In article <2249@bunker.UUCP>, zink@bunker.UUCP (David Zink) writes:
> >   In article <2211@bunker.UUCP>, zink@bunker.UUCP (David Zink) writes:
> >   > What's wrong about more than eight symbolic [links]?
...
> I am continually appalled by the number of hard-coded constants:
> # of file descriptors, # of signals, # of characters in a filename or path.
> like 8 into the kernal?
... 
> I guess that my major complaint is that ELOOP purports to mean LOOP but
> really means EIGHT.

For reference, if anyone is in a position to fix this, there is a very
good loop detection algorithm that takes 1.5 X the time and 2 X the space
of the basic linear search it protects.  That is, the protected algorithm
as a whole has that complexity.

The algorithm is to run two pointers down your list, the trailing pointer
moving one element for every two scanned by the leader.  The two pointers
should be compared after each step of the leader.  Proof that all loops
are detected is left as an excersize.  Hint: if I remember correctly, the
loop must be detected within 1/2 the loop length after the trailing pointer
enters the loop.

For application to symlinks this state machine could operate only on the
symlink decodes, although it would have to decode any hard links between
the symlinks as part of the basic cycle.  Thus the extra work of moving
the trailing pointer would never come into play in cases with no more than
one symlink in the (expanded) path.  The space consideration is trivial:
it doubles (essentially) the local variables of nami().  Time-wise the
algorithm is a bit of a loss, because of the potential for reading blocks
into the buffer cache more than once in a single nami() _without_loops_.

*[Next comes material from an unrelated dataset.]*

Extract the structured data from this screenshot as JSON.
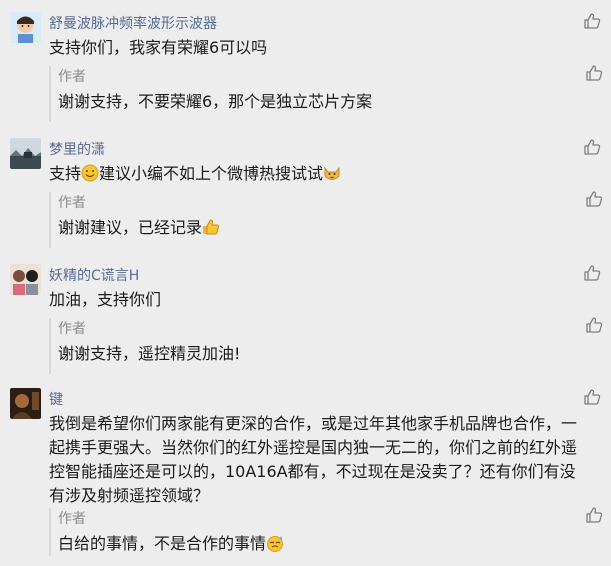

Note that it would not be correct to implement the algorithm on all pathname
components, else foo/../bar would get an ELOOP when ./foo and ./bar are
both legal.

I'm pretty sure I saw this algorithm in one of Dijkstra's papers, though
I doubt it is original with him: probably a crufty old trick from the dawn
of time...

	Steve Nuchia
	(713) 334 6720 voice  334 1204  2400N81  "trouble" for anon mail to me.
	{housun,{academ,soma}!uhnix1}!nuchat!steve